Sholto Carnegie

Personal information
- Full name: Sholto Hector Hawkshaw Carnegie
- Nationality: British
- Born: 28 February 1995 (age 31) London, England
- Height: 1.96 m (6 ft 5 in)

Sport
- Country: Great Britain
- Sport: Rowing
- Event: Mens Eight
- Club: Leander Club

Medal record
Men's rowing
Representing Great Britain
Olympic Games
| Gold medal – first place | 2024 Paris | Eight |
World Championships
| Gold medal – first place | 2022 Račice | Eight |
| Gold medal – first place | 2023 Belgrade | Eight |
| Bronze medal – third place | 2019 Ottensheim | Coxless four |
European Championships
| Gold medal – first place | 2019 Lucerne | Coxless four |
| Gold medal – first place | 2021 Varese | Coxless four |
| Gold medal – first place | 2022 Oberschleißheim | Eight |
| Gold medal – first place | 2023 Bled | Eight |
| Gold medal – first place | 2024 Szeged | Eight |

= Sholto Carnegie =

British rower (born 1995)

Sholto Hector Hawkshaw Carnegie (born 28 February 1995) is a British representative rower. He is an Olympic and a two-time world champion in the Great Britain men's eight.

==University and club rowing==
Raised in Oxford and educated at Cherwell School, Carnegie took up rowing aged 13 at the City of Oxford Rowing Club.
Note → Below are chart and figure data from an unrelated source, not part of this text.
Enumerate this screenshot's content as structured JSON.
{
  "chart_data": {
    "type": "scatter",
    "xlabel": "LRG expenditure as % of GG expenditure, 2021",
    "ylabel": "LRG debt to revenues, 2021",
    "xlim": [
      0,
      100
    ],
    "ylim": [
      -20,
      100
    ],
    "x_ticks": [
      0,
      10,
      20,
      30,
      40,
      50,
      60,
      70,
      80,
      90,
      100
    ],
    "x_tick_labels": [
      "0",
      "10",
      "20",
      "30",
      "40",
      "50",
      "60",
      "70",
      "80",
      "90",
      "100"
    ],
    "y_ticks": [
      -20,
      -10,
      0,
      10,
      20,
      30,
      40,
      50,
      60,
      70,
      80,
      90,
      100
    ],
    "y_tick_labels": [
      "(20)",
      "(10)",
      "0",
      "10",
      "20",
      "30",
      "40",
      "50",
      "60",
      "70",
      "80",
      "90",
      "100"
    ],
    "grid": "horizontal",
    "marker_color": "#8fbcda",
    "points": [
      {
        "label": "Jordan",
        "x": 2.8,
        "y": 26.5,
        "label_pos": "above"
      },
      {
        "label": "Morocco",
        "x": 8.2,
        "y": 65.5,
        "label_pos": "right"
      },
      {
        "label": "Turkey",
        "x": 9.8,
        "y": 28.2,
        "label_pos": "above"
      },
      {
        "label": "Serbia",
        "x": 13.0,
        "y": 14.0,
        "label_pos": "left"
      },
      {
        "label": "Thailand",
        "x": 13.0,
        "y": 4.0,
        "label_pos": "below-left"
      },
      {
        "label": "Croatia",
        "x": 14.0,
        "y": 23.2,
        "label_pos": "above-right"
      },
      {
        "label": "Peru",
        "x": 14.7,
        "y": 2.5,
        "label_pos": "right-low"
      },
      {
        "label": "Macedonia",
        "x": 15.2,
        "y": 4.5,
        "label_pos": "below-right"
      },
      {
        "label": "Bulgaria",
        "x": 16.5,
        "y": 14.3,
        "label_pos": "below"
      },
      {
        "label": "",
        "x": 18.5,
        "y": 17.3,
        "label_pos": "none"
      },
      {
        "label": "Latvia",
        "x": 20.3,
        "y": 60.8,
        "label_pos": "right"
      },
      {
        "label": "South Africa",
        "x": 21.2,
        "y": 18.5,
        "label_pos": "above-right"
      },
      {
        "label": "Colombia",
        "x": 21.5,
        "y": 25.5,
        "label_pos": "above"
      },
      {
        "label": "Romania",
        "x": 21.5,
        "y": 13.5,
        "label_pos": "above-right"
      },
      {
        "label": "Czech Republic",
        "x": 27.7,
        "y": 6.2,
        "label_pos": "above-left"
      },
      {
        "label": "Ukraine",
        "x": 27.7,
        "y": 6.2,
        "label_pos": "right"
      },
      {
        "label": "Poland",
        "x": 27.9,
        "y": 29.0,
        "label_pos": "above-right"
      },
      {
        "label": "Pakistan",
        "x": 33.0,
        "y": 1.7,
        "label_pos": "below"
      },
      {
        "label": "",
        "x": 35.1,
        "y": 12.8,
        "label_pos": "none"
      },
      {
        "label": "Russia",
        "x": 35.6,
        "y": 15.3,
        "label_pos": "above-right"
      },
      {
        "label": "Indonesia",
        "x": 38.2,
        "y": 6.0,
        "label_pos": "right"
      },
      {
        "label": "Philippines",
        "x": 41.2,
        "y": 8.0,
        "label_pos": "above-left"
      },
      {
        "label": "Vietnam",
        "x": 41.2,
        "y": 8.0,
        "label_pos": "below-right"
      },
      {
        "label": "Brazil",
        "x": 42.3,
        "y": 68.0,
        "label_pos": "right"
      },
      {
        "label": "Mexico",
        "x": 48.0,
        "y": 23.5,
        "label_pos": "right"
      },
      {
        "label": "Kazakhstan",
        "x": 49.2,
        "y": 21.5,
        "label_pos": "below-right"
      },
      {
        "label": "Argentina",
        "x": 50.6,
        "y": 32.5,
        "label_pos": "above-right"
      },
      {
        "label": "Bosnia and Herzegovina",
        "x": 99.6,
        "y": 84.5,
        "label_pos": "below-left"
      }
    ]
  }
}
Ahead of the Henley Royal Regatta of 2013 Carnegie made a switch from the City of Oxford RC to the Marlow Rowing Club with whom he won the Fawley Challenge Cup that year. By 2014 he had moved again to the Leander Club and at Henley in 2014 he won the Prince of Wales Challenge Cup in a Leander quad scull.

Carnegie attended Yale University from 2014 to 2018 where he qualified for a B. Economics. At Yale he participated in their senior rowing program and rowed in senior Yale boats in all three racing seasons of his tenure including a seat in the Yale first VIII which won a national championship in 2016-17.

Back in England his club rowing has continued from Leander. In 2022, he won the Grand Challenge Cup (the blue riband event at the Henley Royal Regatta) in the four seat of a composite Leander/Oxford Brookes crew. In 2023 again in Leander Club colours, he was at four in the Leander/Oxford Brookes eight for another Grand Challenge Cup victory.

==Representative career==
Carnegie was first selected to representative honours as a sculler, racing for Great Britain at the 2013 Junior World Rowing Championships in a double scull to a fifth placing. He was selected for the 2014 U23 World Rowing Championships in a quad scull which finished in overall 13th place. By 2016 Carnegie had moved into sweep oared boats and he won silver medals at the U23 World Championships of 2016 (in the 8+) and 2017 (in the 4-).

2018 saw Carnegie move in the GB senior squad but he made only one representative appearance in the 2018 European racing season in a 4- which finished fourth at World Rowing Cup III. 2019 was more successful for Carnegie. He won a gold medal in the coxless four at the 2019 European Rowing Championships with Oliver Cook, Matthew Rossiter and Rory Gibbs then that same crew won a bronze medal at the 2019 World Rowing Championships.

That crew of Carnegie, Cook, Rossiter and Gibbs stayed together throughout the Covid lost season of 2020 whilst knowing their 2019 performances had qualified the boat for the eventual 2020 Tokyo Olympics. In 2021, they won a second European gold medal as a 4- in Varese, Italy, then took gold at the World Rowing Cup II. At the Tokyo Olympic regatta they won their heat, comfortably beating the eventual bronze medallists Italy. In the Olympic final they were in medal contention at each mark but were run down by the Italians in the last 500m and finished in fourth place.

2022 saw Carnegie selected to the four seat of the Great Britain senior men's eight. In that international season the eight won gold at two World Rowing Cups and at the 2022 European Rowing Championships. Carnegie in the British eight went on to win gold and a world championship title at the 2022 World Rowing Championships in Račice. In 2023 Carnegie won a second successive world championship in the men's eight at the 2023 World Rowing Championships in Belgrade.

He won a gold medal as part of the Great Britain eight at the 2024 Summer Olympics.